In his view, founders need to think strategically, not morally:
“What I’ve learned… is that if you think of it as a moral issue or you’re doing the right thing… that’s probably not a realistic or valuable or pragmatic framework.”
When comparing crypto and AI regulation, Graham sees cultural tension ahead.
“There’s probably some very, very substantial differences between AI types and crypto types… especially and rightfully so AI towards crypto types,” he said.
But he insists that collaboration is essential.
If stablecoins were crypto’s second act, the Ryze Labs founder believes AI is its third.
“It’s a huge opportunity for crypto to find our next big PMF. I am enormously bullish on this.”
His prediction? AI agents will soon make autonomous decisions and financial transactions:
“They are going to have to be making transactions, microtransactions, whatever it is… this is very naturally a crypto rail situation.”
Forget simple trading bots. Graham envisions deeply personal AI assistants, digital twins, that know you intimately.
He believes it so much that he has actually already named his digital twin — Marty.

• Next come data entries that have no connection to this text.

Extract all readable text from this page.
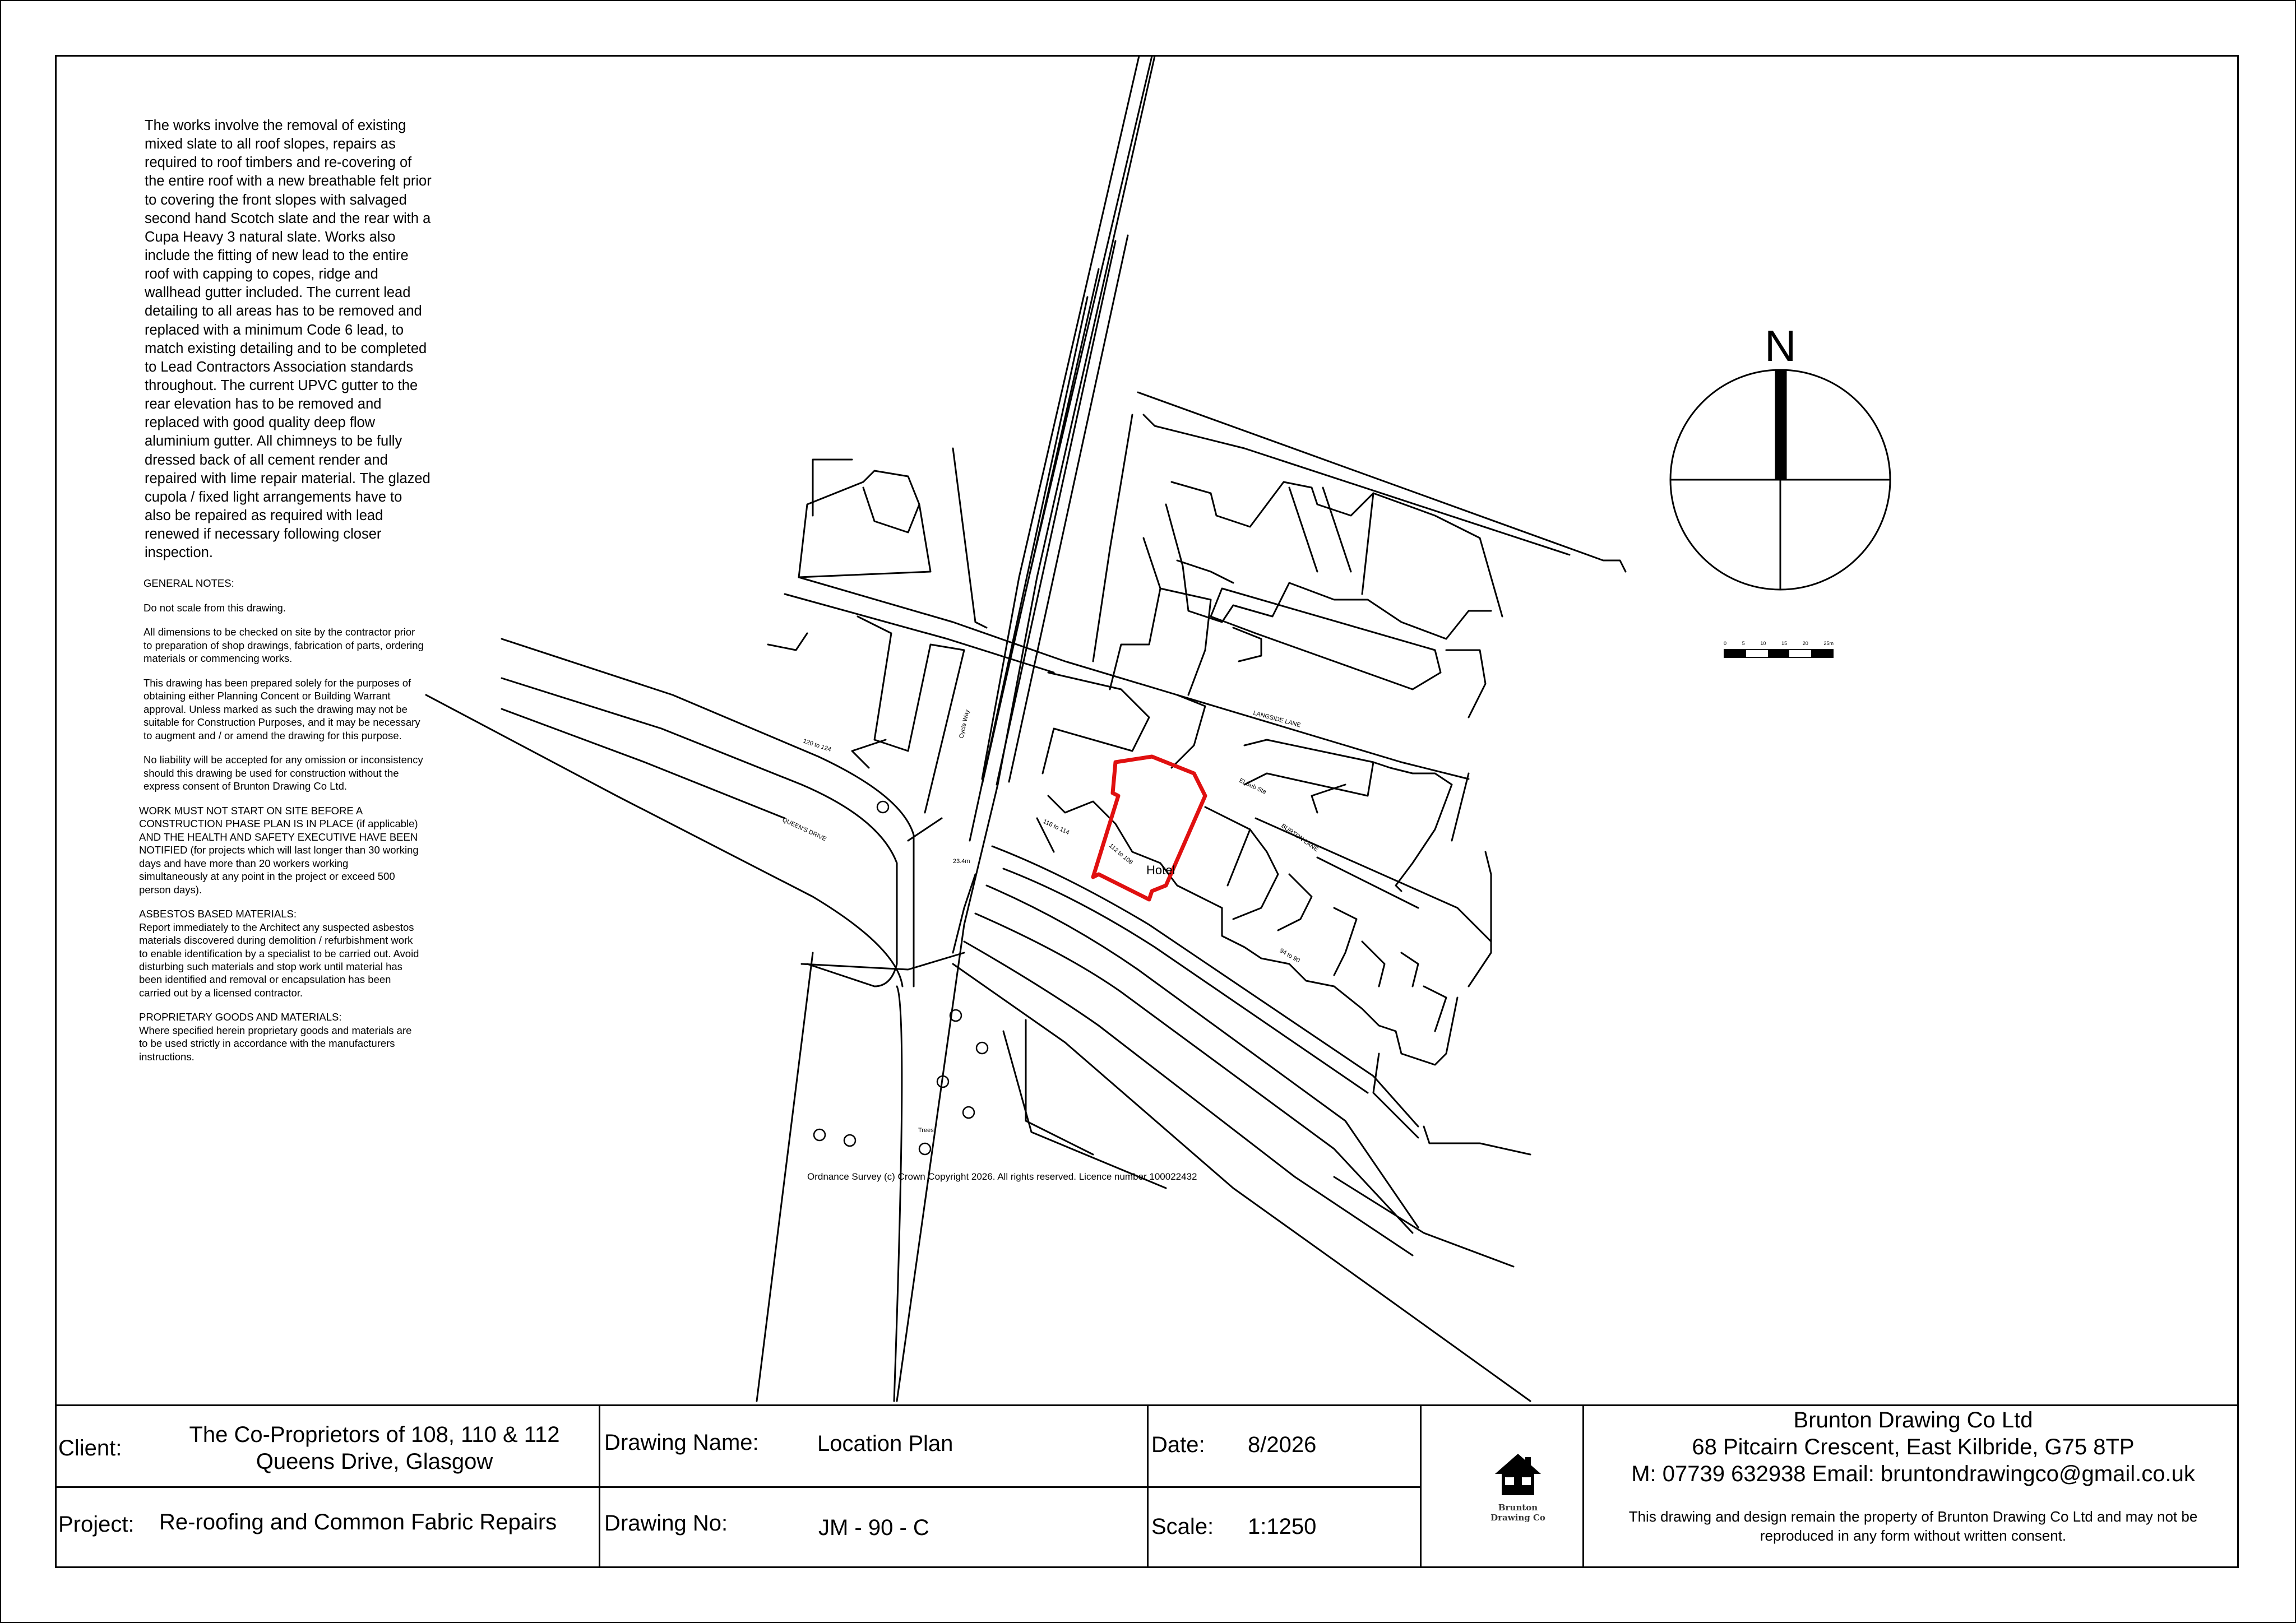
LANGSIDE LANE
BURTON LANE
QUEEN'S DRIVE
Cycle Way
120 to 124
116 to 114
112 to 108
94 to 90
Trees
El Sub Sta
23.4m
The works involve the removal of existing
mixed slate to all roof slopes, repairs as
required to roof timbers and re-covering of
the entire roof with a new breathable felt prior
to covering the front slopes with salvaged
second hand Scotch slate and the rear with a
Cupa Heavy 3 natural slate. Works also
include the fitting of new lead to the entire
roof with capping to copes, ridge and
wallhead gutter included. The current lead
detailing to all areas has to be removed and
replaced with a minimum Code 6 lead, to
match existing detailing and to be completed
to Lead Contractors Association standards
throughout. The current UPVC gutter to the
rear elevation has to be removed and
replaced with good quality deep flow
aluminium gutter. All chimneys to be fully
dressed back of all cement render and
repaired with lime repair material. The glazed
cupola / fixed light arrangements have to
also be repaired as required with lead
renewed if necessary following closer
inspection.
GENERAL NOTES:
Do not scale from this drawing.
All dimensions to be checked on site by the contractor prior
to preparation of shop drawings, fabrication of parts, ordering
materials or commencing works.
This drawing has been prepared solely for the purposes of
obtaining either Planning Concent or Building Warrant
approval. Unless marked as such the drawing may not be
suitable for Construction Purposes, and it may be necessary
to augment and / or amend the drawing for this purpose.
No liability will be accepted for any omission or inconsistency
should this drawing be used for construction without the
express consent of Brunton Drawing Co Ltd.
WORK MUST NOT START ON SITE BEFORE A
CONSTRUCTION PHASE PLAN IS IN PLACE (if applicable)
AND THE HEALTH AND SAFETY EXECUTIVE HAVE BEEN
NOTIFIED (for projects which will last longer than 30 working
days and have more than 20 workers working
simultaneously at any point in the project or exceed 500
person days).
ASBESTOS BASED MATERIALS:
Report immediately to the Architect any suspected asbestos
materials discovered during demolition / refurbishment work
to enable identification by a specialist to be carried out. Avoid
disturbing such materials and stop work until material has
been identified and removal or encapsulation has been
carried out by a licensed contractor.
PROPRIETARY GOODS AND MATERIALS:
Where specified herein proprietary goods and materials are
to be used strictly in accordance with the manufacturers
instructions.
Ordnance Survey (c) Crown Copyright 2026. All rights reserved. Licence number 100022432
Hotel
N
0	5	10	15	20	25m
Client:
The Co-Proprietors of 108, 110 & 112
Queens Drive, Glasgow
Project: Re-roofing and Common Fabric Repairs
Drawing Name:	Location Plan
Drawing No:	JM - 90 - C
Date: 8/2026
Scale: 1:1250
Brunton Drawing Co
Brunton Drawing Co Ltd
68 Pitcairn Crescent, East Kilbride, G75 8TP
M: 07739 632938 Email: bruntondrawingco@gmail.co.uk
This drawing and design remain the property of Brunton Drawing Co Ltd and may not be
reproduced in any form without written consent.
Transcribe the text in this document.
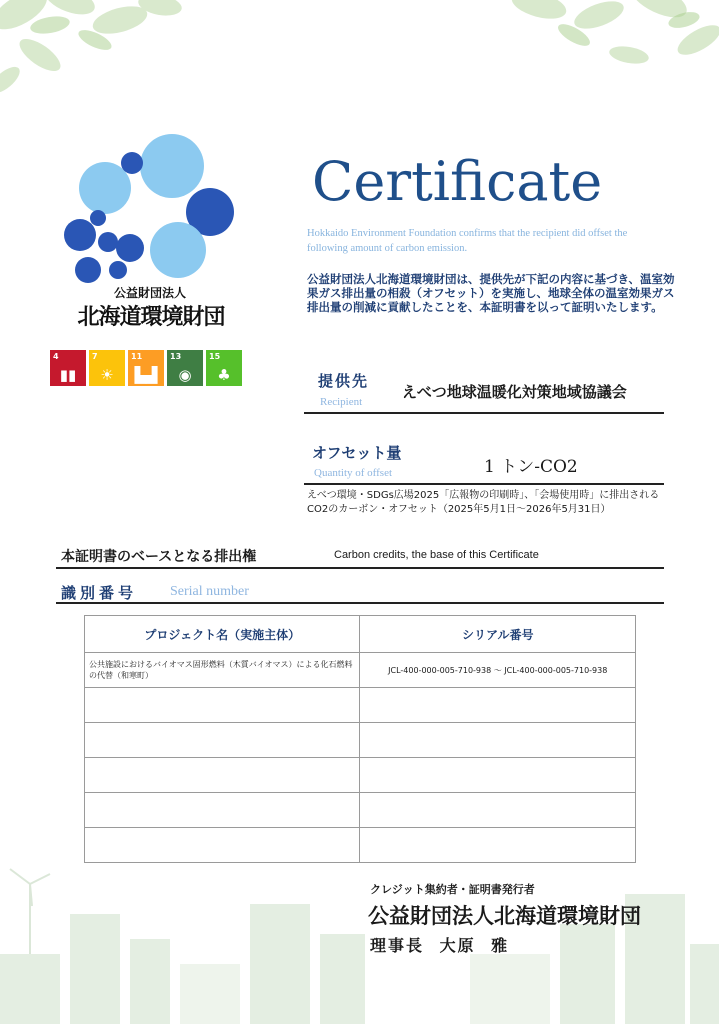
公益財団法人
北海道環境財団
4
▮▮
7
☀
11
▙▟
13
◉
15
♣
Certificate
Hokkaido Environment Foundation confirms that the recipient did offset the following amount of carbon emission.
公益財団法人北海道環境財団は、提供先が下記の内容に基づき、温室効果ガス排出量の相殺（オフセット）を実施し、地球全体の温室効果ガス排出量の削減に貢献したことを、本証明書を以って証明いたします。
提供先
Recipient
えべつ地球温暖化対策地域協議会
オフセット量
Quantity of offset	1 トン-CO2
えべつ環境・SDGs広場2025「広報物の印刷時」、「会場使用時」に排出されるCO2のカーボン・オフセット（2025年5月1日～2026年5月31日）
本証明書のベースとなる排出権	Carbon credits, the base of this Certificate
識別番号 Serial number
プロジェクト名（実施主体）	シリアル番号
公共施設におけるバイオマス固形燃料（木質バイオマス）による化石燃料の代替（和寒町）	JCL-400-000-005-710-938 ～ JCL-400-000-005-710-938

クレジット集約者・証明書発行者
公益財団法人北海道環境財団
理事長 大原 雅
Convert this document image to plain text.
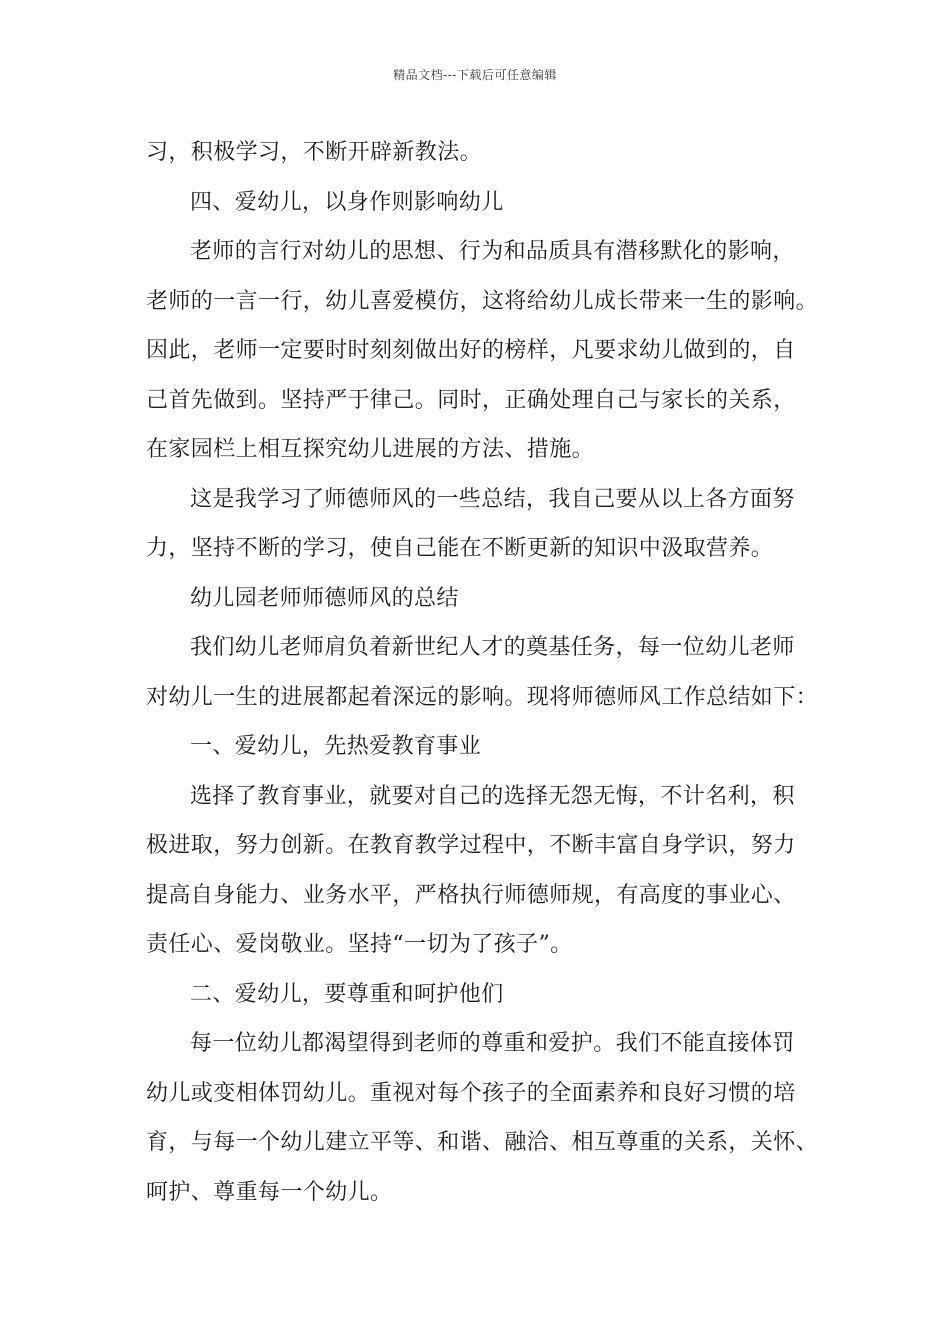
精品文档---下载后可任意编辑
习，积极学习，不断开辟新教法。
四、爱幼儿，以身作则影响幼儿
老师的言行对幼儿的思想、行为和品质具有潜移默化的影响，
老师的一言一行，幼儿喜爱模仿，这将给幼儿成长带来一生的影响。
因此，老师一定要时时刻刻做出好的榜样，凡要求幼儿做到的，自
己首先做到。坚持严于律己。同时，正确处理自己与家长的关系，
在家园栏上相互探究幼儿进展的方法、措施。
这是我学习了师德师风的一些总结，我自己要从以上各方面努
力，坚持不断的学习，使自己能在不断更新的知识中汲取营养。
幼儿园老师师德师风的总结
我们幼儿老师肩负着新世纪人才的奠基任务，每一位幼儿老师
对幼儿一生的进展都起着深远的影响。现将师德师风工作总结如下：
一、爱幼儿，先热爱教育事业
选择了教育事业，就要对自己的选择无怨无悔，不计名利，积
极进取，努力创新。在教育教学过程中，不断丰富自身学识，努力
提高自身能力、业务水平，严格执行师德师规，有高度的事业心、
责任心、爱岗敬业。坚持“一切为了孩子”。
二、爱幼儿，要尊重和呵护他们
每一位幼儿都渴望得到老师的尊重和爱护。我们不能直接体罚
幼儿或变相体罚幼儿。重视对每个孩子的全面素养和良好习惯的培
育，与每一个幼儿建立平等、和谐、融洽、相互尊重的关系，关怀、
呵护、尊重每一个幼儿。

Graham believes he will soon be able to ask Marty to go and do his chores, collaborate on things, and do everything he doesn’t want to do.
“Marty, you know everything about me and once you know everything about me, you start to know about the people around me… Marty, what does mom like? Go order some Christmas gifts for mom.”
With access to emails, calendars, and financial accounts, these agents will act like outsourced versions of ourselves, powered by crypto and governed by trust, he said.
Graham’s biggest warning? The power of language models knowing us too deeply.
“It is scary if you ask ChatGPT to create a psychological profile of yourself… it absolutely knows you as well as your best friend, maybe better,” he said.
If Graham was asked to give up two weeks of his history on Google or two weeks of his history on ChatGPT, he would choose Google every time.
“Google search history, it’s like very superficial… but ChatGPT could get in my head.”
Still, this invasive capability is also what makes AI so useful.
“That also means that we now have the opportunity to have digital agents or actors or twins that can represent us and help get things done in the digital world.”